Among the 185 participants, 158 (85 percent) were healthcare workers and 14 (nine percent) tested positive. Twenty-two percent tested positive for SARS-CoV-2 either via a clinician-administered swab of the back of the nose and throat (nasopharyngeal swab), a self-administered nasal swab done at home, or both. Common symptoms reported by participants with COVID-19 included muscle aches and pains called myalgia (33 participants, 80.5 percent); cough (28 participants, 68 percent); and fever (26 participants, 63 percent).

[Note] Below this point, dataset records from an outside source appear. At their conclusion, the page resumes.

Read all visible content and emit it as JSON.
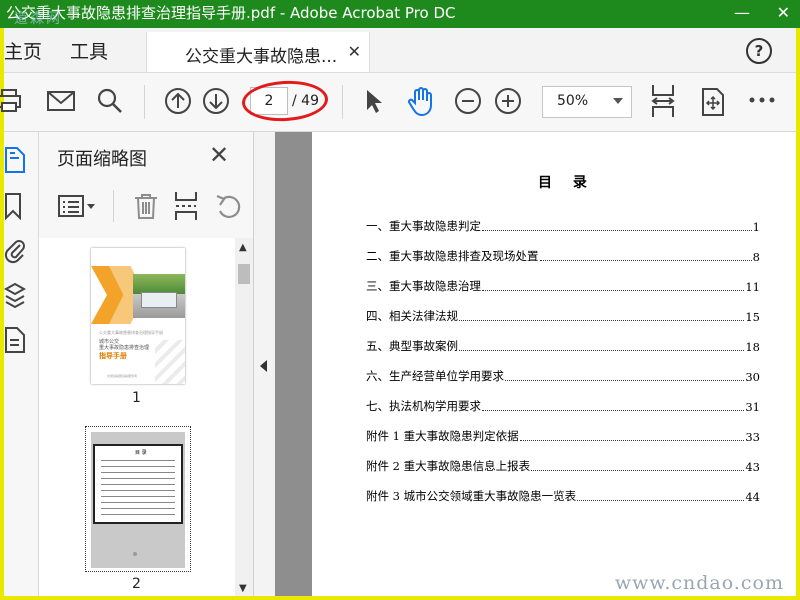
{
  "window": {
    "title": "公交重大事故隐患排查治理指导手册.pdf - Adobe Acrobat Pro DC",
    "watermark_top": "道森网",
    "watermark_bottom": "www.cndao.com"
  },
  "tabs": {
    "home": "主页",
    "tools": "工具",
    "document": "公交重大事故隐患..."
  },
  "toolbar": {
    "page_current": "2",
    "page_total": "/ 49",
    "zoom": "50%",
    "icons": [
      "print-icon",
      "email-icon",
      "search-icon",
      "prev-page-icon",
      "next-page-icon",
      "select-cursor-icon",
      "hand-tool-icon",
      "zoom-out-icon",
      "zoom-in-icon",
      "fit-page-icon",
      "full-screen-icon",
      "more-icon"
    ],
    "accent": "#1473e6",
    "highlight_ring": "#e31a1a"
  },
  "panel": {
    "title": "页面缩略图",
    "thumbnails": [
      {
        "label": "1",
        "sub": "公交重大事故隐患排查治理指导手册",
        "city": "城市公交",
        "name": "重大事故隐患排查治理",
        "guide": "指导手册",
        "footer": "交通运输部运输服务司"
      },
      {
        "label": "2",
        "heading": "目 录"
      }
    ]
  },
  "document": {
    "toc_title": "目 录",
    "toc": [
      {
        "title": "一、重大事故隐患判定",
        "page": "1"
      },
      {
        "title": "二、重大事故隐患排查及现场处置",
        "page": "8"
      },
      {
        "title": "三、重大事故隐患治理",
        "page": "11"
      },
      {
        "title": "四、相关法律法规",
        "page": "15"
      },
      {
        "title": "五、典型事故案例",
        "page": "18"
      },
      {
        "title": "六、生产经营单位学用要求",
        "page": "30"
      },
      {
        "title": "七、执法机构学用要求",
        "page": "31"
      },
      {
        "title": "附件 1  重大事故隐患判定依据",
        "page": "33"
      },
      {
        "title": "附件 2  重大事故隐患信息上报表",
        "page": "43"
      },
      {
        "title": "附件 3  城市公交领域重大事故隐患一览表",
        "page": "44"
      }
    ]
  },
  "colors": {
    "title_bar": "#1e8a1e",
    "frame_border": "#e8e800",
    "doc_background": "#8e8e8e"
  }
}
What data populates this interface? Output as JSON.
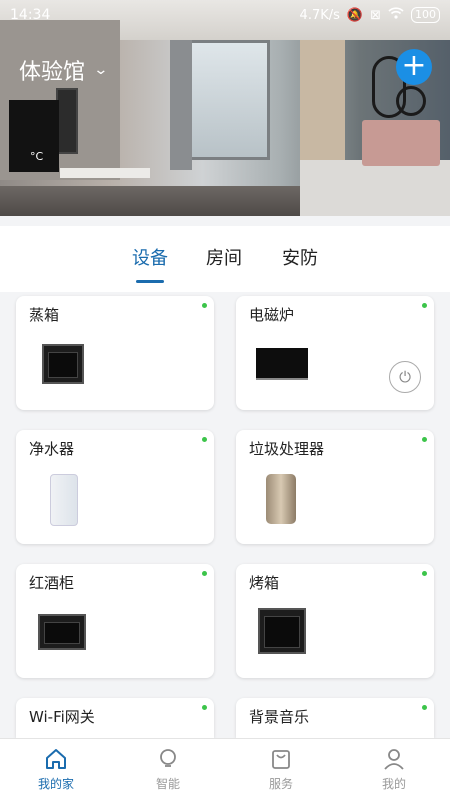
{
  "status": {
    "time": "14:34",
    "speed": "4.7K/s",
    "battery": "100"
  },
  "header": {
    "house_name": "体验馆",
    "temperature_unit": "°C"
  },
  "tabs": [
    {
      "label": "设备",
      "active": true
    },
    {
      "label": "房间",
      "active": false
    },
    {
      "label": "安防",
      "active": false
    }
  ],
  "devices": [
    {
      "name": "蒸箱",
      "online": true
    },
    {
      "name": "电磁炉",
      "online": true
    },
    {
      "name": "净水器",
      "online": true
    },
    {
      "name": "垃圾处理器",
      "online": true
    },
    {
      "name": "红酒柜",
      "online": true
    },
    {
      "name": "烤箱",
      "online": true
    },
    {
      "name": "Wi-Fi网关",
      "online": true
    },
    {
      "name": "背景音乐",
      "online": true
    }
  ],
  "nav": [
    {
      "label": "我的家",
      "icon": "home-icon",
      "active": true
    },
    {
      "label": "智能",
      "icon": "bulb-icon",
      "active": false
    },
    {
      "label": "服务",
      "icon": "bag-icon",
      "active": false
    },
    {
      "label": "我的",
      "icon": "user-icon",
      "active": false
    }
  ],
  "colors": {
    "accent": "#1b6cae",
    "add_button": "#1b8fe5",
    "online_dot": "#3cc44a"
  }
}
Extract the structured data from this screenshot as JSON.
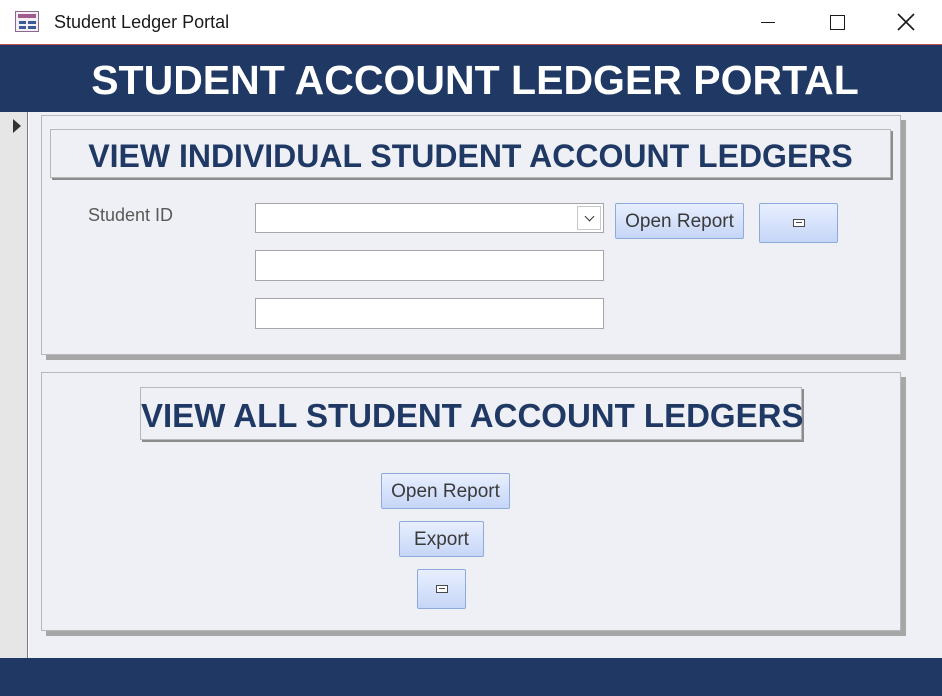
{
  "window": {
    "title": "Student Ledger Portal",
    "icon": "access-form-icon",
    "controls": [
      "minimize-icon",
      "maximize-icon",
      "close-icon"
    ]
  },
  "header": {
    "title": "STUDENT ACCOUNT LEDGER PORTAL",
    "background": "#1f3864"
  },
  "individual_section": {
    "heading": "VIEW INDIVIDUAL STUDENT ACCOUNT LEDGERS",
    "student_id_label": "Student ID",
    "student_id_value": "",
    "field_2_value": "",
    "field_3_value": "",
    "open_report_label": "Open Report",
    "email_icon": "email-icon"
  },
  "all_section": {
    "heading": "VIEW ALL STUDENT ACCOUNT LEDGERS",
    "open_report_label": "Open Report",
    "export_label": "Export",
    "email_icon": "email-icon"
  },
  "colors": {
    "brand": "#1f3864",
    "form_background": "#eef0f5",
    "button_fill": "#c6d6f7"
  }
}
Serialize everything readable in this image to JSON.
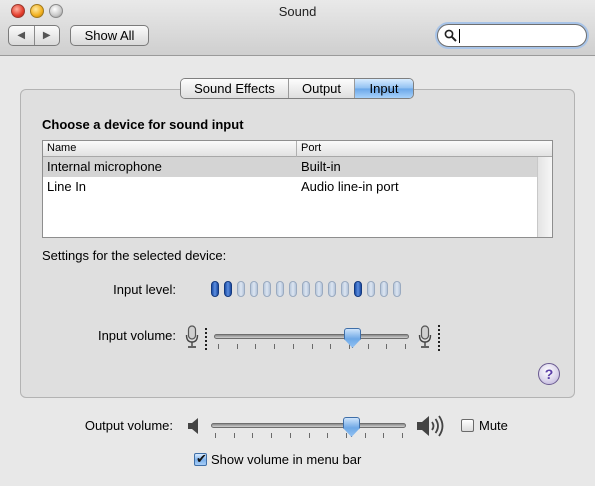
{
  "window": {
    "title": "Sound"
  },
  "toolbar": {
    "back_glyph": "◀",
    "forward_glyph": "▶",
    "show_all_label": "Show All",
    "search_placeholder": "",
    "search_value": ""
  },
  "tabs": [
    {
      "label": "Sound Effects",
      "selected": false
    },
    {
      "label": "Output",
      "selected": false
    },
    {
      "label": "Input",
      "selected": true
    }
  ],
  "input": {
    "heading": "Choose a device for sound input",
    "table": {
      "columns": [
        "Name",
        "Port"
      ],
      "rows": [
        {
          "name": "Internal microphone",
          "port": "Built-in",
          "selected": true
        },
        {
          "name": "Line In",
          "port": "Audio line-in port",
          "selected": false
        }
      ]
    },
    "settings_label": "Settings for the selected device:",
    "input_level_label": "Input level:",
    "input_level": {
      "segments_total": 15,
      "lit_segments": [
        1,
        2,
        12
      ]
    },
    "input_volume_label": "Input volume:",
    "input_volume_fraction": 0.73,
    "help_glyph": "?"
  },
  "output": {
    "output_volume_label": "Output volume:",
    "output_volume_fraction": 0.74,
    "mute_label": "Mute",
    "mute_checked": false,
    "show_volume_label": "Show volume in menu bar",
    "show_volume_checked": true,
    "check_glyph": "✔"
  },
  "colors": {
    "selected_tab": "#8fc0f2",
    "level_on": "#1d4fa8",
    "level_off": "#c6d3e6",
    "window_bg": "#e8e8e8"
  },
  "icons": {
    "mic_low": "microphone-icon",
    "mic_high": "microphone-icon",
    "speaker_low": "speaker-low-icon",
    "speaker_high": "speaker-high-icon",
    "search": "search-icon"
  }
}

The sensitivity of self-administered swabs, their ability to correctly identify people who really were positive as positive for SARS-CoV-2, was 80 percent. The at-home test's ability to identify people as negative who really didn’t have the virus was about 98 percent.

Collecting your own sample at home has several advantages, said the researchers. A self-collected swab lets you get tested without potentially exposing others, said Logue, a research scientist at the University of Washington. And home testing can be easily increased to meet the demand.

In addition to the swabs taken for the current study, Logue and her colleagues also collected swabs over several weeks from people with COVID-19. The first swab was done at 48 hours after a positive test, and subsequent swabs were collected every two to three days. The team will analyze these swabs to quantify the changes in viral load over time.

The paper is published in JAMA Network Open.